Why testing against randomness is crucial in trading?
We will show you a simple example of randomizing one of our strategies. All the time, we do two types of these tests, depending on the complexity of a strategy.
- We do the first test if the strategy trades only one market, it is easy to use the actual distribution of trades and randomize just dates (this is our case for this example).
- The second test we do if the strategy is more complex or trades many markets (we consider each stock price as one market). Then we calculate mathematical properties of the trades’ distribution from the backtest. We create random samples, so the resulting random trades are from the same distribution. Not in returns but the number of trades, maximum, minimum and average trade duration, the same proportion of long/short positions, and so on. Let’s get deeper into our strategy.
The strategy that we will show you for this analysis is a trend following strategy on e-mini Russell 2000 futures, RTY. It uses price patterns on intraday bars, we use 65-minutes bars, and session 8:45 am – 3:15 pm (if you are interested, you can read about strategy robustness when it comes to changing bar lengths and sessions). Since this strategy uses only one time series, it is easy to construct random trades using the exact properties in Python. The out of sample for this strategy is from 2015, so our analysis will be too.
Basic features of backtested trades:
- Number of trades: 274, longs 118, shorts 156
- Average trade duration: 28 bars or 7 days (calendar)
- Median trade duration: 8 bars or 3 days (calendar)
- Short-term (up to 10 bars): 158 trades, only 18 longs, 140 shorts
- Medium-term trades (11-100 bars): 94 trades, 78 longs and only 16 shorts
- Long-term trades (101 bars and more): 22 trades, all longs
It is important to look at how shorts and longs are distributed over trade lengths. Because of long bias on the stock market, we can see that long termed shorts are not traded with this strategy.

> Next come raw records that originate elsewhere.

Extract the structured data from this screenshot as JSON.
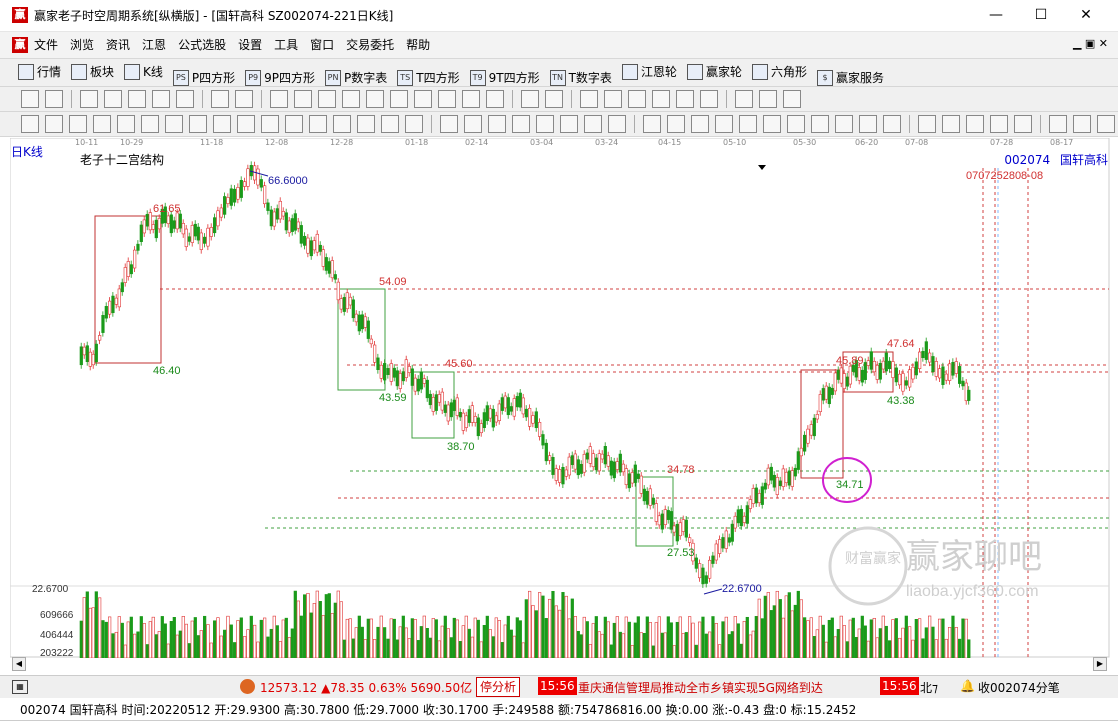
{
  "window": {
    "title": "赢家老子时空周期系统[纵横版] - [国轩高科  SZ002074-221日K线]",
    "logo_text": "赢",
    "controls": [
      "—",
      "☐",
      "✕"
    ]
  },
  "menu": [
    "文件",
    "浏览",
    "资讯",
    "江恩",
    "公式选股",
    "设置",
    "工具",
    "窗口",
    "交易委托",
    "帮助"
  ],
  "toolbar1": [
    {
      "icon": "table-icon",
      "label": "行情"
    },
    {
      "icon": "blocks-icon",
      "label": "板块"
    },
    {
      "icon": "kline-icon",
      "label": "K线"
    },
    {
      "icon": "ps-icon",
      "glyph": "PS",
      "label": "P四方形"
    },
    {
      "icon": "p9-icon",
      "glyph": "P9",
      "label": "9P四方形"
    },
    {
      "icon": "pn-icon",
      "glyph": "PN",
      "label": "P数字表"
    },
    {
      "icon": "ts-icon",
      "glyph": "TS",
      "label": "T四方形"
    },
    {
      "icon": "t9-icon",
      "glyph": "T9",
      "label": "9T四方形"
    },
    {
      "icon": "tn-icon",
      "glyph": "TN",
      "label": "T数字表"
    },
    {
      "icon": "target-icon",
      "label": "江恩轮"
    },
    {
      "icon": "wheel-icon",
      "label": "赢家轮"
    },
    {
      "icon": "hexagon-icon",
      "label": "六角形"
    },
    {
      "icon": "dollar-icon",
      "glyph": "$",
      "label": "赢家服务"
    }
  ],
  "chart": {
    "period_label": "日K线",
    "indicator_name": "老子十二宫结构",
    "stock_code": "002074",
    "stock_name": "国轩高科",
    "dates": [
      "10-11",
      "10-29",
      "11-18",
      "12-08",
      "12-28",
      "01-18",
      "02-14",
      "03-04",
      "03-24",
      "04-15",
      "05-10",
      "05-30",
      "06-20",
      "07-08",
      "07-28",
      "08-17"
    ],
    "price_labels": {
      "high": "66.6000",
      "low": "22.6700",
      "p1": "61.65",
      "p2": "46.40",
      "p3": "54.09",
      "p4": "43.59",
      "p5": "45.60",
      "p6": "38.70",
      "p7": "34.78",
      "p8": "27.53",
      "p9": "45.89",
      "p10": "47.64",
      "p11": "43.38",
      "p12": "34.71",
      "date_marks": "0707252808-08"
    },
    "volume_labels": {
      "max": "22.6700",
      "v1": "609666",
      "v2": "406444",
      "v3": "203222"
    },
    "watermark": {
      "title": "赢家聊吧",
      "url": "liaoba.yjcf360.com",
      "seal": "财富赢家"
    }
  },
  "index_bar": {
    "index": "12573.12",
    "change": "▲78.35",
    "pct": "0.63%",
    "amount": "5690.50亿",
    "btn": "停分析",
    "time1": "15:56",
    "news": "重庆通信管理局推动全市乡镇实现5G网络到达",
    "time2": "15:56",
    "north": "北⁊",
    "collect": "收002074分笔"
  },
  "info_bar": "002074 国轩高科 时间:20220512 开:29.9300 高:30.7800 低:29.7000 收:30.1700 手:249588 额:754786816.00 换:0.00 涨:-0.43 盘:0 标:15.2452"
}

If you don’t count this fact in the randomization, you are comparing something different, and you could come to false conclusions.
We will do the type 1 randomization and use all the trades how they are, we only shuffle the start and end dates. We calculate only the trades (daily returns are not necessary, so we will save some computation time), the trades include all costs and slippage, and we trade 1 contract of RTY (E-mini Russell 2000).
The speed of computation depends on strategy complexity, code, and ability to program it, so it works faster. In this case, because strategy does not have many trades we do for cycles, which are very easy to program without making many errors, the computation time of around 2000 random backtests was about 10 minutes.
Of course, it depends on your PC; for these short analyses, I use my laptop which has Intel’s 2.9GHz CPU with 4 cores (8 threads), 16GB of RAM with another 32GB on the swap. For these simple calculations I don’t use a graphic card or my desktop PC. The faster form of computation comes when you write your code vectorized (with NumPy arrays, Pandas tables, or Nvidia RAPIDS on GPU when using bigger data).
For example, creating the randomization test for one of our trading strategies, which had around 5k signals daily, compared to around 45k of all daily opportunities, was very computationally expensive. I didn’t use a GPU for comparison, but a fully vectorized code calculated just one month’s performance for about 1 hour.
Let’s have a look at results; we plot equity curves for backtest and all random strategies. Usually, the results are straightly visible from the plot. Sometimes you need the help of some statistics, like what percentiles our strategy is in.
This analysis is simple, has straightforward results but sometimes can be hard to compute. We usually want to see an overall beat of randomness on the plot with percentile over 90 % or 95 % to have it statistically significant. When we look inside, it is good to have at least 80 % percentiles to beat given years; if overall is doing exceptionally well, we can accept even lower percentiles for given years. We can see that year 2019 was weaker than the others.
Note that this is not MCMC (Markov Chain Monte Carlo), where we create random prices with the same distribution and test strategy on it that is a different approach. MCMC usually uses the normality of logarithmic returns, so the log-normality of prices. I don’t use this kind of test.
Firstly, log-normality is not describing the market correctly; secondly, I don’t want to test strategy if it is successful on randomly generated prices; that is useless. Even with a lot of random noise, the market is not entirely random (if yes, there would not exist successful trading companies in the long term). We believe the market runs on behavioral aspects of people, algorithms, and fundamentals, and news.
Randomization tests serve as a confirmation that you beat sheer luck strategies. Thus, you have the real edge in the market. It is necessary to apply these tests on true out-of-sample data. On in-sample data where the strategy is fitted, the results can be too optimistic. Be careful with that.